Don't be down! You are doing a great job!
 
I agree with Richard about the frozen over the freeze dried (I don't like freeze dried anything). You can continue feeding Cyclop-eeze in addition to other foods through most of their lives. If you feed brine, it should be 12 hours or less old. Should you want to try that, I have found an excellent hatcher that works in 12 - 18 hours, is very simple to use and produces consistent hatchings. Brineshrimpdirect sells them (terrific people and good, clean eggs) and you can find it here:

Hatchery Dish

If you decide to try it, PM me first.
 
These are absoultely the way to go! You will love it, I promise (especially if you have hatched in any other way). Hatch rates are excellent (except with decapped and my low hatch rates may have had more to do with my decapping). If you only ordered one - mistake - you need two. It takes about half the normal time to hatch but the collection cup is integral and you need to have a second batch started. I think I have a spare (I am not using them at the moment) so if you only ordered one, PM me.

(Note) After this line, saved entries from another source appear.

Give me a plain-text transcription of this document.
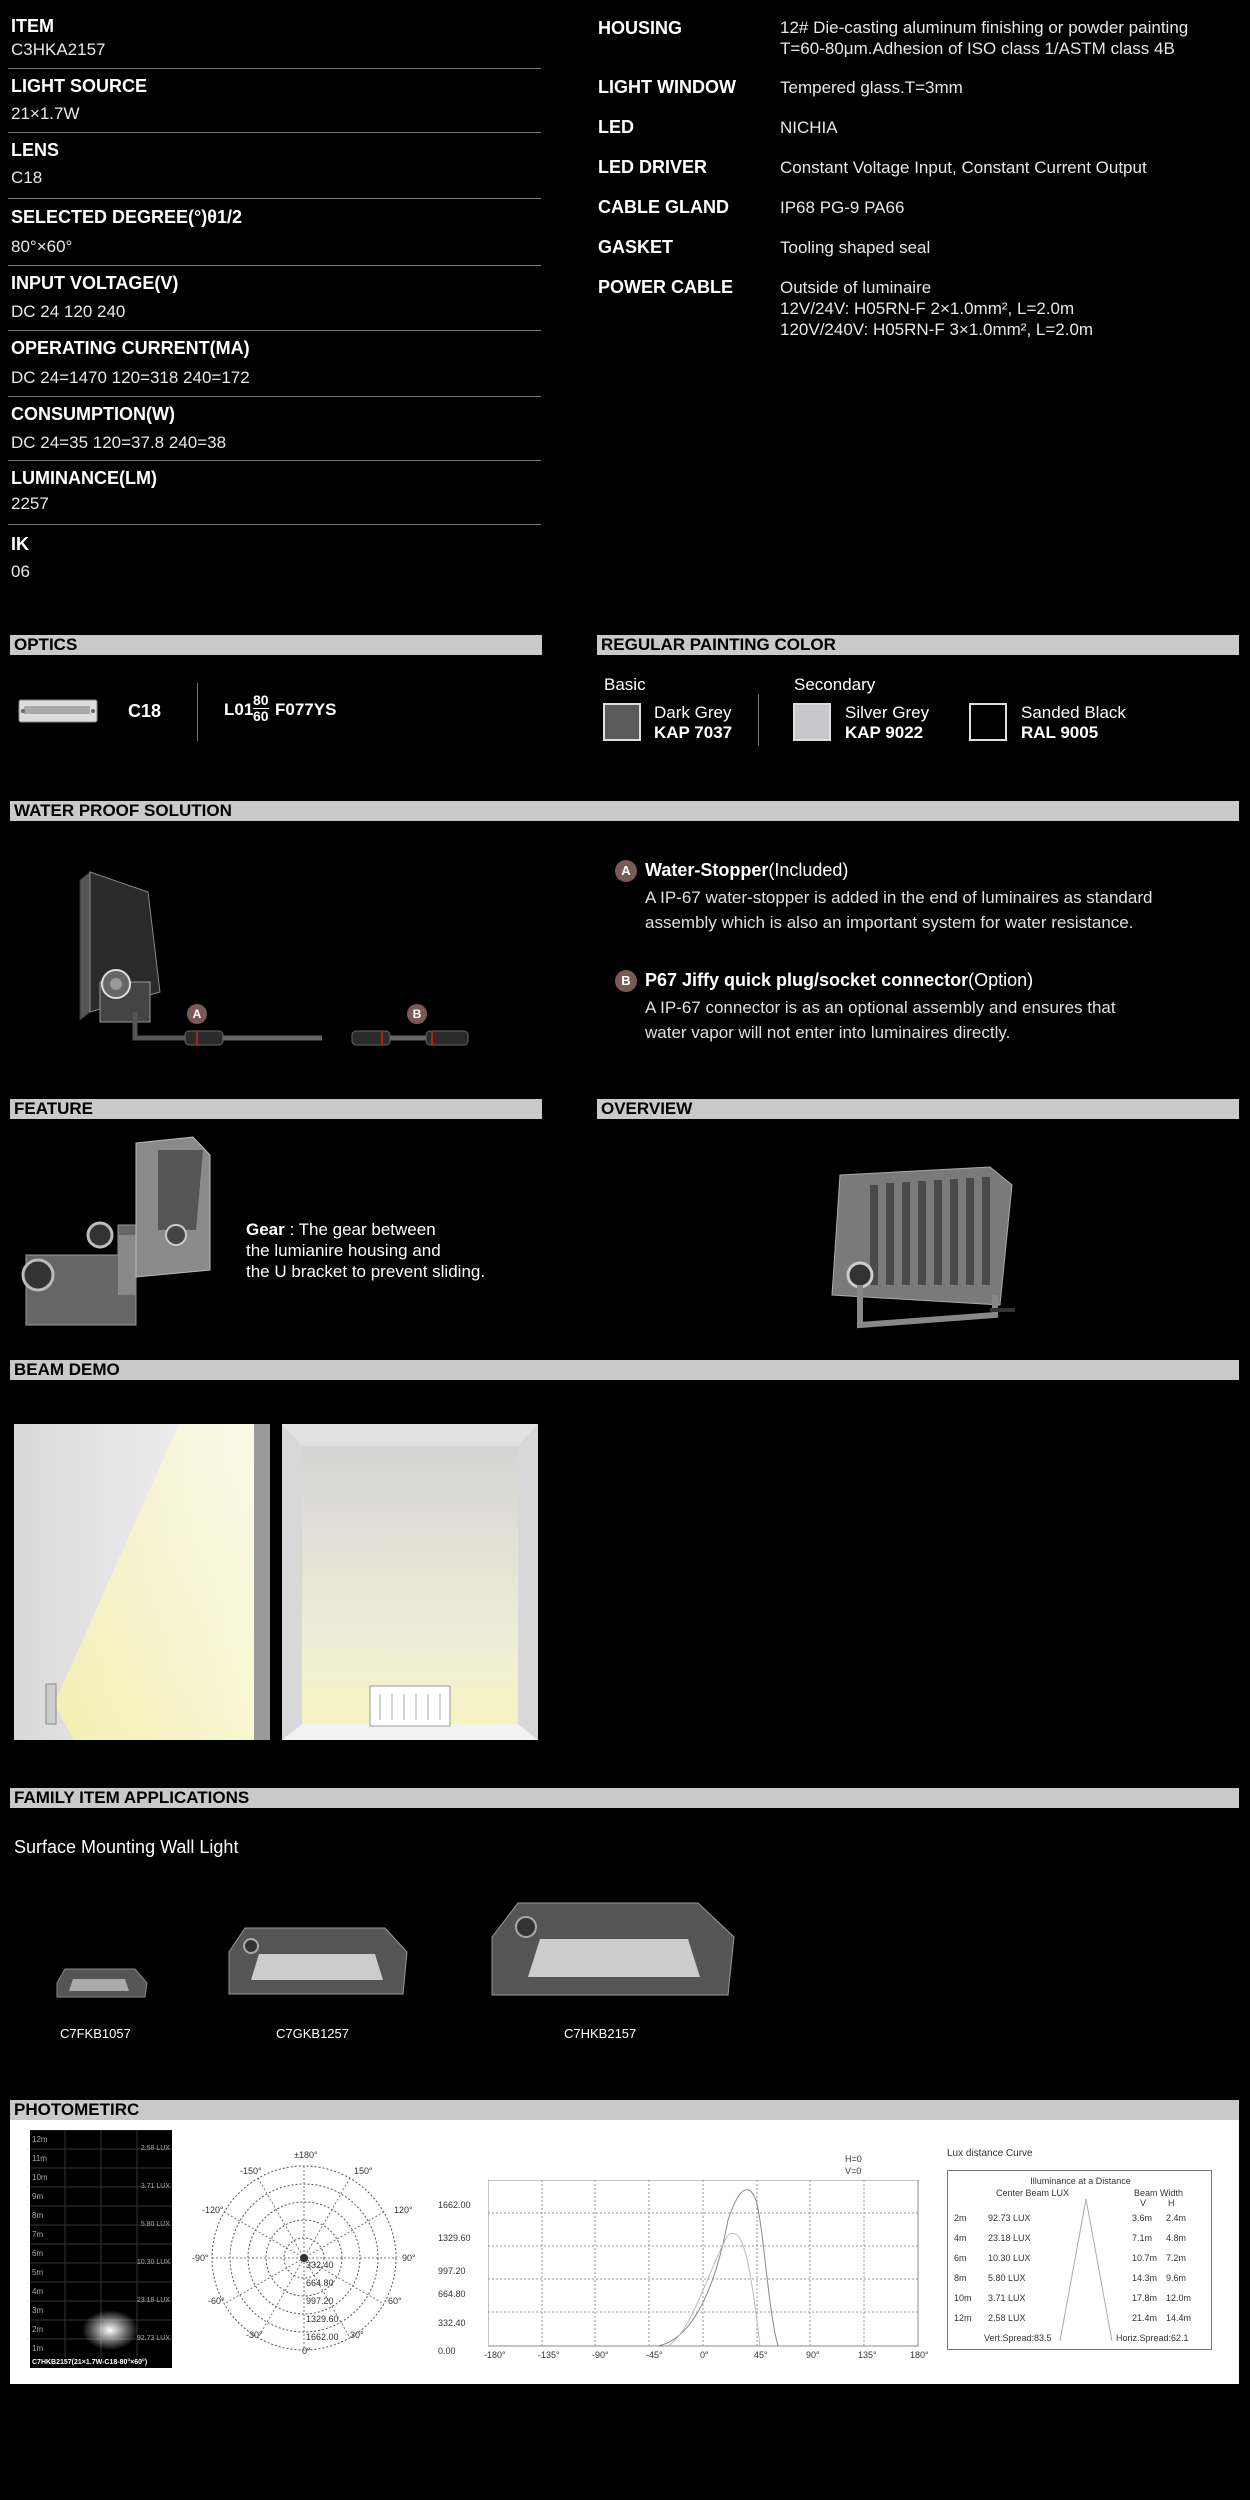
ITEM
C3HKA2157
LIGHT SOURCE
21×1.7W
LENS
C18
SELECTED DEGREE(°)θ1/2
80°×60°
INPUT VOLTAGE(V)
DC 24 120 240
OPERATING CURRENT(MA)
DC 24=1470 120=318 240=172
CONSUMPTION(W)
DC 24=35 120=37.8 240=38
LUMINANCE(LM)
2257
IK
06
HOUSING	12# Die-casting aluminum finishing or powder painting
T=60-80μm.Adhesion of ISO class 1/ASTM class 4B
LIGHT WINDOW	Tempered glass.T=3mm
LED	NICHIA
LED DRIVER	Constant Voltage Input, Constant Current Output
CABLE GLAND	IP68 PG-9 PA66
GASKET	Tooling shaped seal
POWER CABLE	Outside of luminaire
12V/24V: H05RN-F 2×1.0mm², L=2.0m
120V/240V: H05RN-F 3×1.0mm², L=2.0m
OPTICS
C18	L01 80
60 F077YS
REGULAR PAINTING COLOR
Basic	Secondary
Dark Grey
KAP 7037
Silver Grey
KAP 9022
Sanded Black
RAL 9005
WATER PROOF SOLUTION
A	B
A Water-Stopper(Included)
A IP-67 water-stopper is added in the end of luminaires as standard
assembly which is also an important system for water resistance.
B P67 Jiffy quick plug/socket connector(Option)
A IP-67 connector is as an optional assembly and ensures that
water vapor will not enter into luminaires directly.
FEATURE	OVERVIEW
Gear : The gear between
the lumianire housing and
the U bracket to prevent sliding.
BEAM DEMO
FAMILY ITEM APPLICATIONS
Surface Mounting Wall Light
C7FKB1057	C7GKB1257	C7HKB2157
PHOTOMETIRC
12m
11m
10m
9m
8m
7m
6m
5m
4m
3m
2m
1m
2.58 LUX
3.71 LUX
5.80 LUX
10.30 LUX
23.18 LUX
92.73 LUX
C7HKB2157(21×1.7W-C18-80°×60°)
±180°
-150°	150°
-120°	120°
-90°	90°
-60°	60°
-30°	30°
0°
332.40
664.80
997.20
1329.60
1662.00
H=0
V=0
1662.00
1329.60
997.20
664.80
332.40
0.00	-180°	-135°	-90°	-45°	0°	45°	90°	135°	180°
Lux distance Curve
Illuminance at a Distance
Center Beam LUX	Beam Width
V H
2m 92.73 LUX	3.6m 2.4m
4m 23.18 LUX	7.1m 4.8m
6m 10.30 LUX	10.7m 7.2m
8m 5.80 LUX	14.3m 9.6m
10m 3.71 LUX	17.8m 12.0m
12m 2.58 LUX	21.4m 14.4m
Vert.Spread:83.5	Horiz.Spread:62.1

If the area is cool, keep a warming light over the hatcher. I have also used a reptile heating pad underneath but the light works better and also brings the new hatch into the cup.
 
The shells and brine are never mixed AS LONG AS YOU DON'T MOVE THE PLATE so be sure to leave it where you hatch until you rinse it. You can use your regular strength saltwater, no need to dilute. I hope you also ordered some of their eggs as they have great pricing and a can will last and continue to produce high yields for over a year as long as you refrigerate. There is a difference in brine eggs and I would not recommend getting them from your LFS as they have likely been on the wall for a very long time and the hatch rate will be miserable (at least in my experience - I kept successfully kep dwarf seahorses and attempted, without success, to raise a couple of batches of Erectus babies - lots and lots of brine). They usually send a complementary tube of eggs with any order.
 
New hatch brine does not eat but does have some nutrition for about 12 hours. The only "enrichment" can come from coating them. I personally don't care for any of the coating type enrichments as they scum the water surface and reduce the air exchange.
 
Well there are no babies left unfortunately. I tried my best, oyster eggs, baby brine,cyclop-eeze all failed. After resarching I found that saltwaterfish.com gets in mostly hummelinckis, so Im taking my chance with them and I just ordered one. I miss Octavius, and I hate the empty 29 now. No LFS in my area has got in an octopus since I got her in early February.